The skill sets required will include writing, editing, photo-editing, some tech know-how and being able to respond in real time.
As a very public manifestation of your business you will want people who know your tone, character, language, purpose and can effectively escalate process in the face of customer complaints.
Outcome: a social community management team that can take responsibility for day to day updates and long term thinking.
3. Select the most effective tools
Top tip: It is better to use just a few channels really well than to be stretched too thin and be everywhere inconsistently.
Many regard LinkedIn as the hero B2B social tool, however there are pros and cons.
On the up side, LinkedIn has more easily discoverable business targets than any other network within the context of common connections. It can help expand your reach, build brand awareness, add credibility, drive engagement and distribute quality content.

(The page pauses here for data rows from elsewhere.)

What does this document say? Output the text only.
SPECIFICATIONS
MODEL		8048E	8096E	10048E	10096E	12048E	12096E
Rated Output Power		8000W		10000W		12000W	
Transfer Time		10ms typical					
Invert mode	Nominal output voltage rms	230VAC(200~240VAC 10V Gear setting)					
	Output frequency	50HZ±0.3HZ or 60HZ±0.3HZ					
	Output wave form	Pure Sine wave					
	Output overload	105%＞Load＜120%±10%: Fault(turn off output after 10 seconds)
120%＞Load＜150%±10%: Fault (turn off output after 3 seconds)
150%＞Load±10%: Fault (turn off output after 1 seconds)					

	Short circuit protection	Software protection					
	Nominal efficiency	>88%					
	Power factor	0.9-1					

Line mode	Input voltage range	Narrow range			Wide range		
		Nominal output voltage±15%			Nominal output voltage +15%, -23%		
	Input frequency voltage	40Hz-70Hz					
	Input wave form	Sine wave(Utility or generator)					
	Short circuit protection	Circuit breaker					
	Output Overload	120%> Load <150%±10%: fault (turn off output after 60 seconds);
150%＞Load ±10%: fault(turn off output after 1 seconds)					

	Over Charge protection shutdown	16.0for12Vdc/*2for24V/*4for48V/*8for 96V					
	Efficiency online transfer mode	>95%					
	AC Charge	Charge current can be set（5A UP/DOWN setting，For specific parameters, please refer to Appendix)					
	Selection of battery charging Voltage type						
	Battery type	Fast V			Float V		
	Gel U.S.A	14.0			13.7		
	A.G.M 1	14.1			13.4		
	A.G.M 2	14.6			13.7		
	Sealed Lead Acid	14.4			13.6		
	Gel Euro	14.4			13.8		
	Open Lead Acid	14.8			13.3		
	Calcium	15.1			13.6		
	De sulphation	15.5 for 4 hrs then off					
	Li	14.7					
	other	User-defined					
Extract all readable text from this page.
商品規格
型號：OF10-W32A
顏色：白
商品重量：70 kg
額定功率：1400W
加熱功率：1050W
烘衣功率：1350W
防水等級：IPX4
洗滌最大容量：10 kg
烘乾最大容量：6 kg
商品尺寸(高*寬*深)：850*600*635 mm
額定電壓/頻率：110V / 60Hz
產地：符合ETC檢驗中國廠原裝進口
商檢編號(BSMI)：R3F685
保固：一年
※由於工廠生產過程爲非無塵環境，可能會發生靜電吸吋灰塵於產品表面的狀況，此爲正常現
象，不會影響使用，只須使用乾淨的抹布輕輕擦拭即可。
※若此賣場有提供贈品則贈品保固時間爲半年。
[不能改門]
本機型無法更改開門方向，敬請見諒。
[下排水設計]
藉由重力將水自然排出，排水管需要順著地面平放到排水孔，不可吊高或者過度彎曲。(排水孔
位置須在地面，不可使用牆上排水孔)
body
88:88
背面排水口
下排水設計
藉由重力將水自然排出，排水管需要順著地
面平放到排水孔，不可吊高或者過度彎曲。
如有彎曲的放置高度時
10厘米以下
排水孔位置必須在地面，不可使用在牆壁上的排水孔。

On the downside, other tools have much higher share ability than LinkedIn (Facebook: 300x, Twitter: 22x and Pinterest: 96x).
Additionally, an interesting insight is that, nearly 60% of LinkedIn’s revenue is attributable to job search activities.
Going beyond LinkedIn, General Electric does a great job on Pinterest.
Finally, as search engines dominate first phase research, don’t forget to participate with Google+ to bolster your search rankings.
Outcome: a complementary mix of social platforms to deliver on your business objectives.
4. Be socially aware
In social settings brands, like people, are really boring if they only talk about themselves.
Great content marketing can be best described as anything a brand produces that, were it unbranded, would still hold value and be of compelling interest.
The starting point is to better understand your customers and the relationship they have with your business. In turn, your content can become the centre piece for meaningful conversations with many audiences, uniting people who want to know more about you or participate with you in some way.
Social can be particularly effective at engaging multicultural audiences too, previously considered to to difficult to reach using mass media (25% of Australians speak a language other than English at home).
Outcome: useful and engaging content that unites people around interest in your brand to create mutual value.
Every business is multi-functional (internal) and has partners (external).
Social media doesn’t discriminate, rather it is all pervasive.
Top tip: do not isolate social within one department (usually marketing) which often limits the multi-functional role it can play for business.
In our brand integration workshops it quickly becomes clear that social media can contribute and benefit other departments such as HR, customer experience, search, web development, sales, research, PR and creative.
The opportunity, externally, is to connect with all partners who regularly engage online with activities such as sharing their posts, leaving comments, liking their photos and collaborating on content.
Partner amplification should be a priority and can help you reach new audiences within your own industry.
Outcome: striking the right balance between being a social business (internal attitude) and having an inclusive social media engagement strategy.
In summary, let us remember that at the core of social media marketing we are quite simply people talking to people. With a considered plan in place, the right team, the right tools, some creative ideas and partners involved then every B2B company has the opportunity to shine.